My Australian city has a lot of Dutch immigrants, or the descendants thereof. Why did so many Dutch people leave the Netherlands after WWII?

by Webbie-Vanderquack
SickHobbit

Hi there! Historian of political culture/national identity from the Netherlands here. You pose a good and interesting question, which I think I can answer to a fair extent.

So in the first place the post-1945 wave of Dutch immigration to Australia (and New Zealand) has to do with the effects of the Second World War on the country and the geopolitical position of the Netherlands as a global player.

In terms of the effects of the war, the devastation wrought on the country and its infrastructure was significant. Several of the most productive agricultural regions (Zeeland, South Holland, North Holland, and Brabant) had suffered extensive flooding, shelling, and bombing as part of operations on the country's sovereign territory. This caused land to cost much more, and simultaneously drove up consumer prices of basic food items on both the regular as well as the grey/black market. Moreover, much of the housing stock had been damaged, with little initial perspective on it relenting until at least 15 years after the war. This combination led to many young families - especially from agricultural backgrounds - to elect emigration to countries in the Anglosphere to staying in the Netherlands and facing the relative hardship of the Reconstruction Era (which lasted until 1960-1965 or even the 1970s depending on what demarcations you utilise).

In terms of the geopolitical position of the Netherlands, the Second World War changed everything. Where before 1939 the Netherlands was a second-rank colonial power with an increasingly diverse economy, the Indonesian War of Independence and devastation in the Metropolitan Netherlands put it at the mercy of its liberators. American economic and military aid in the form of the Marshall Plan would only delivered and continued if Indonesian independence was recognised, and hostilities would be ceased in the Archipelago. Effectively this stripped the Netherlands of its initial recovery strategy in the form of an economic boon through the intensified economic exploitation of Indonesia's material wealth (especially crude oil and rubber). The increasing threat of Soviet invasion into Western Europe remained credible well into the 1960s, requiring extensive British and American investments into the Dutch defense apparatus, so the Marshall plan became integral to any form of recovery post-1948.
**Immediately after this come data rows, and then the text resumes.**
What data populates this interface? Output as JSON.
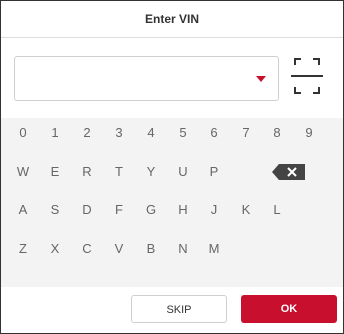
{
  "dialog": {
    "title": "Enter VIN"
  },
  "input": {
    "value": "",
    "dropdown_icon": "caret-down-icon"
  },
  "scan_icon": "scan-icon",
  "keyboard": {
    "row1": [
      "0",
      "1",
      "2",
      "3",
      "4",
      "5",
      "6",
      "7",
      "8",
      "9"
    ],
    "row2": [
      "W",
      "E",
      "R",
      "T",
      "Y",
      "U",
      "P"
    ],
    "row3": [
      "A",
      "S",
      "D",
      "F",
      "G",
      "H",
      "J",
      "K",
      "L"
    ],
    "row4": [
      "Z",
      "X",
      "C",
      "V",
      "B",
      "N",
      "M"
    ],
    "backspace_icon": "backspace-icon"
  },
  "buttons": {
    "skip": "SKIP",
    "ok": "OK"
  },
  "colors": {
    "accent": "#c8102e"
  }
}
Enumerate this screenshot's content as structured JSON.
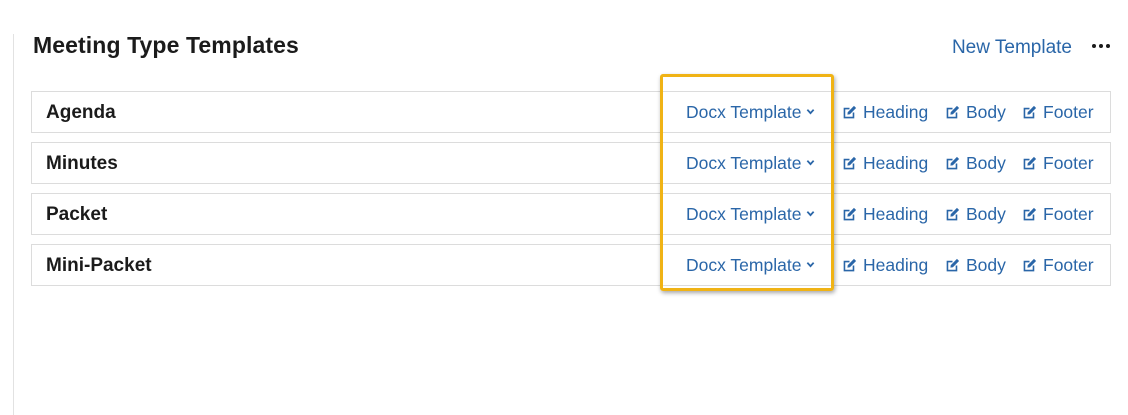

Thirdly and finally, there was also a cultural incentive to Oceania. There existed a sense of "we-discovered-the-place-right?" with Oceania, given Van Diemen's expedition. Besides that there already existed some cultural ties in the Anglosphere dating from the 1840s-1860s. Early waves of agricultural emigrants from the Netherlands had settled in Canada/Northern USA, British South Africa, New Zealand, and Australia already from that time. Small Dutch communities seemed to have kept in touch with the 'vaderland' throughout the century-or-so until the post-Second World War. Moreover, expat communities were present in the Anglosphere in the realms of resource and mineral exploitation, the shipping sector, the sea/air travel sector, and increasingly in the civil and aerospace engineering industry from the early 1900s onward, which helped bind together a thinly threaded 'global community' of Dutch emigrants, expats ánd emigrés.

Then to bottom line it form the perspective of a 25-30yo Dutchman anno 1945. I would be:

  • Looking for a house for my growing family; this would be unavailable due to the War's destruction
  • Looking for land to build a business/farm enterprise on; this would be expensive and an overcompeted-for resource at home
  • Looking for the possibility of 'making it' somewhere with less strong social divisions along religious/lines; this could not be done at home as the 'Pillarization' of the nation had matured and would only decline around the mid- to late-1960s
  • Looking for a life away from the next World War; this would be hard in a country that was slated to be virtually wiped off the map by the Soviets with nuclear weapons in the initial stage of any campaign against NATO

The solution for this vexing problem? Go to the wide open plains of the US Midwest, Cental Canada, or the beautiful Gold Coast of Australia, New Zealand's South Island, or even South Africa and Rhodesia, and figure it out for yourself!

Main source is Joed H. Elich, Aan de ene kant, aan de andere kant. De emigratie van Nederlanders naar Australië 1946-1986 (Delft: Eburon, 1987).